There are two basic types of editing: Non continuity and continuity.
'Continuity Editing' is the standard style of editing used in TV and films.
- Help the audience to know what is going on, and predict what is going to happen next.
- Shifts audience interest from general things to the specific things.
- To cut to different locations or between events happening at two places at once.
- To leave out unnecessary parts of the action and compress time.
- To vary points of view.
- To build suspense and tension.
- Imply emotion.
- Create rhythm and pace.
In continuity editing the audience should not notice the editing, because they should be paying attention to the story and the emotional journey of the characters. It should be invisible.
Continuity Editing Techniques
- Establishing/Re-establishing Shot.
- The 180 degrees Line Rule.
- Action Match.
- Insert Shots.
- Shot-Reverse Shot Structures.
- Eyeline Match.
Establishing Shots/Re-establishing Shots The role of an establishing shot is to tell the audience where the scene is going to place. It uses mise-en-scene to establish the diegesis of the story world. Sergi Eisenstein = vertical montage - justaposition image and other elements. Master Shot A Master Shot is a shot that shows the audience the whole scene in a wide shot. Establishing and Master Shots use mise-en-scene and iconography to establish the temporal and geographic diegesis and verisimilitude of a scene, to establish spatial relationships and to represent people and places.
Transitions A transition is simply any method for switching from one image to another,
- The Cut is the simplest and by far the most frequently used transition, in which one shot is instantaneously replaced by the next.
- The Dissolve involving the outgoing shot gradually disappearing while the incoming shot gradually appears.
- The Fade. A Fade Out is the gradual darkening of the shot until the image disappears, leaving a black screen. A Fade In is where a dark screen gradually gets brighter.
- Wipe - one picture chases another off screen.
- Not as distracting.
- not as noticeable.
- Less tacky.
- Show binary opposite contrast i.e. good and evil.
- End of scene.
- Show change of time and location.
Fade Out/Fade In:
- End of something or start.
The 180 degree Rule
in order to avoid disorienting of the viewer, directors film successive shots by keeping to one side of an imaginary 180 degree line.
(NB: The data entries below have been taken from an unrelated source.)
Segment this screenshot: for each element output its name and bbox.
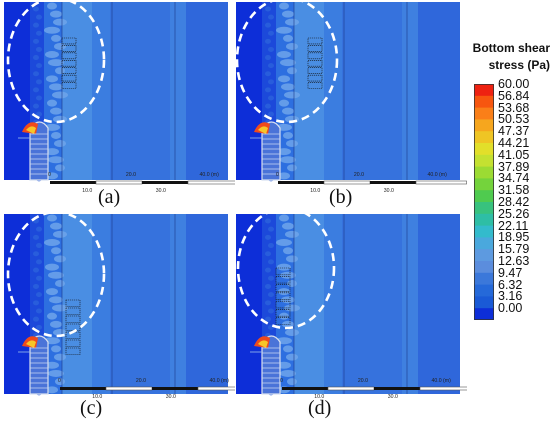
contour-plot-b: 0 20.0 40.0 (m) 10.0 30.0: [235, 0, 467, 194]
colorbar-title-line1: Bottom shear: [472, 41, 550, 55]
scale-label-minor: 30.0: [166, 394, 176, 400]
colorbar-tick-label: 56.84: [498, 88, 530, 103]
scale-label-minor: 30.0: [384, 188, 394, 194]
colorbar-swatch: [474, 225, 494, 238]
colorbar-swatch: [474, 154, 494, 168]
colorbar-swatch: [474, 190, 494, 203]
contour-plot-c: 0 20.0 40.0 (m) 10.0 30.0: [4, 212, 235, 400]
panel-caption-b: (b): [329, 186, 353, 208]
panel-b: 0 20.0 40.0 (m) 10.0 30.0 (b): [232, 0, 467, 212]
colorbar-tick-label: 6.32: [498, 277, 523, 292]
scale-label-major: 40.0 (m): [428, 172, 448, 178]
colorbar-tick-label: 41.05: [498, 147, 530, 162]
colorbar-swatch: [474, 272, 494, 286]
colorbar-tick-label: 9.47: [498, 265, 523, 280]
colorbar: [474, 84, 494, 320]
colorbar-tick-label: 50.53: [498, 112, 530, 127]
colorbar-tick-label: 15.79: [498, 242, 530, 257]
scale-label-major: 40.0 (m): [200, 172, 220, 178]
scale-label-minor: 10.0: [310, 188, 320, 194]
colorbar-tick-label: 18.95: [498, 230, 530, 245]
colorbar-tick-label: 60.00: [498, 77, 530, 91]
colorbar-swatch: [474, 131, 494, 144]
colorbar-swatch: [474, 261, 494, 274]
scale-label-minor: 10.0: [82, 188, 92, 194]
colorbar-swatch: [474, 166, 494, 179]
colorbar-tick-label: 0.00: [498, 301, 523, 316]
colorbar-tick-label: 12.63: [498, 254, 530, 268]
colorbar-tick-label: 28.42: [498, 195, 530, 209]
colorbar-tick-label: 3.16: [498, 289, 523, 304]
colorbar-title: Bottom shear stress (Pa): [455, 40, 550, 74]
panel-caption-c: (c): [80, 397, 103, 419]
colorbar-swatch: [474, 237, 494, 250]
colorbar-swatch: [474, 249, 494, 262]
colorbar-swatch: [474, 107, 494, 120]
contour-plot-d: 0 20.0 40.0 (m) 10.0 30.0: [236, 212, 467, 400]
scale-label-major: 0: [276, 172, 279, 178]
panel-caption-a: (a): [98, 186, 121, 208]
colorbar-swatch: [474, 119, 494, 132]
colorbar-swatch: [474, 178, 494, 191]
colorbar-tick-label: 37.89: [498, 159, 530, 174]
colorbar-swatch: [474, 213, 494, 227]
scale-label-major: 20.0: [358, 378, 368, 384]
colorbar-swatch: [474, 143, 494, 156]
scale-label-major: 0: [48, 172, 51, 178]
colorbar-tick-label: 44.21: [498, 136, 530, 150]
colorbar-swatch: [474, 95, 494, 109]
panel-d: 0 20.0 40.0 (m) 10.0 30.0 (d): [232, 212, 467, 426]
contour-plot-a: 0 20.0 40.0 (m) 10.0 30.0: [4, 0, 235, 194]
colorbar-tick-label: 25.26: [498, 206, 530, 221]
scale-label-minor: 30.0: [156, 188, 166, 194]
colorbar-swatch: [474, 296, 494, 309]
scale-label-minor: 10.0: [92, 394, 102, 400]
colorbar-tick-label: 47.37: [498, 124, 530, 139]
colorbar-swatch: [474, 202, 494, 215]
scale-label-major: 40.0 (m): [210, 378, 230, 384]
scale-label-major: 20.0: [126, 172, 136, 178]
panel-c: 0 20.0 40.0 (m) 10.0 30.0 (c): [0, 212, 235, 426]
colorbar-title-line2: stress (Pa): [488, 58, 550, 72]
colorbar-swatch: [474, 84, 494, 97]
scale-label-major: 40.0 (m): [432, 378, 452, 384]
colorbar-swatch: [474, 284, 494, 297]
colorbar-tick-label: 31.58: [498, 183, 530, 198]
colorbar-tick-label: 22.11: [498, 218, 529, 233]
scale-label-minor: 30.0: [388, 394, 398, 400]
panel-a: 0 20.0 40.0 (m) 10.0 30.0 (a): [0, 0, 235, 212]
colorbar-swatch: [474, 308, 494, 320]
scale-label-major: 0: [58, 378, 61, 384]
colorbar-tick-label: 53.68: [498, 100, 530, 115]
scale-label-major: 20.0: [136, 378, 146, 384]
scale-label-minor: 10.0: [314, 394, 324, 400]
scale-label-major: 20.0: [354, 172, 364, 178]
panel-caption-d: (d): [308, 397, 332, 419]
scale-label-major: 0: [280, 378, 283, 384]
colorbar-tick-label: 34.74: [498, 171, 530, 186]
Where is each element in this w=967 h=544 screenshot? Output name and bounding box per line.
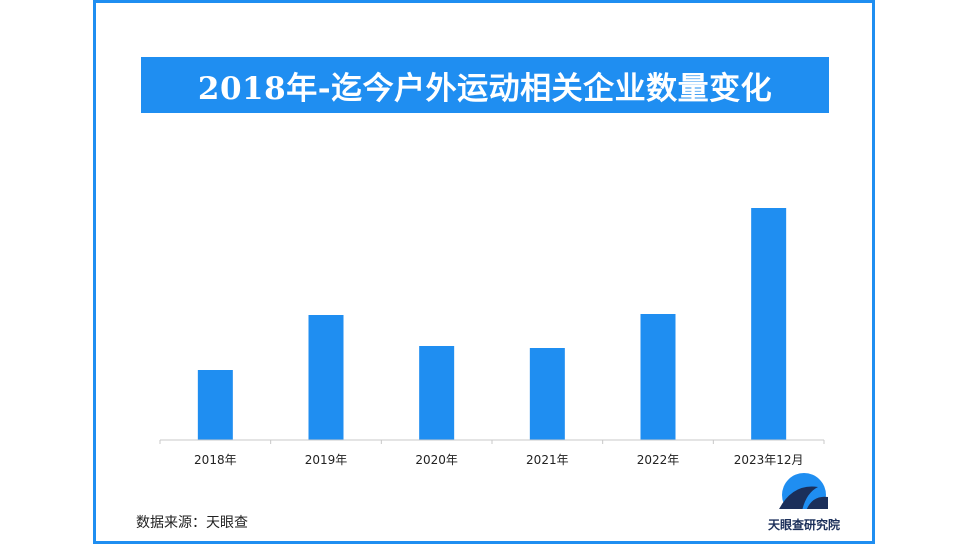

An Action Match is where two shots in which an action began in the first shot is completed in the second shot disguising the fact that there has been a cut, i.e. the cut should be placed when something is moving, which makes the cute less noticeable because the audience are distracted by the movement.
Crosscutting or Parallel Action refers to an editing sequence that alternates shots of two or more narrative strands occurring in different places, usually simultaneously.
A Cutaway is a shot of an object, person, location etc. that is not part of the main scene but has relevance to it.
An Insert Shot is a close up shot designed to draw the audience's attention to something that was only a part of the previous shot.
Shot-Reverse Shot Structure
Shot-Reverse shot structures juxtapose two images in order to create a link between them, they are used to link things in conversations, gun-fights, chases, eye-liner matches etc. Over the shoulder shots are commonly is used in conversation shot-reverse shot structures. Can show binary opposite.
An eyeline match is a kind of shot-reverse shot structure, which shows what a character is looking at. Shots of characters looking at something that cannot be seen by the audience are usually followed by a cut to the object or person being looked at.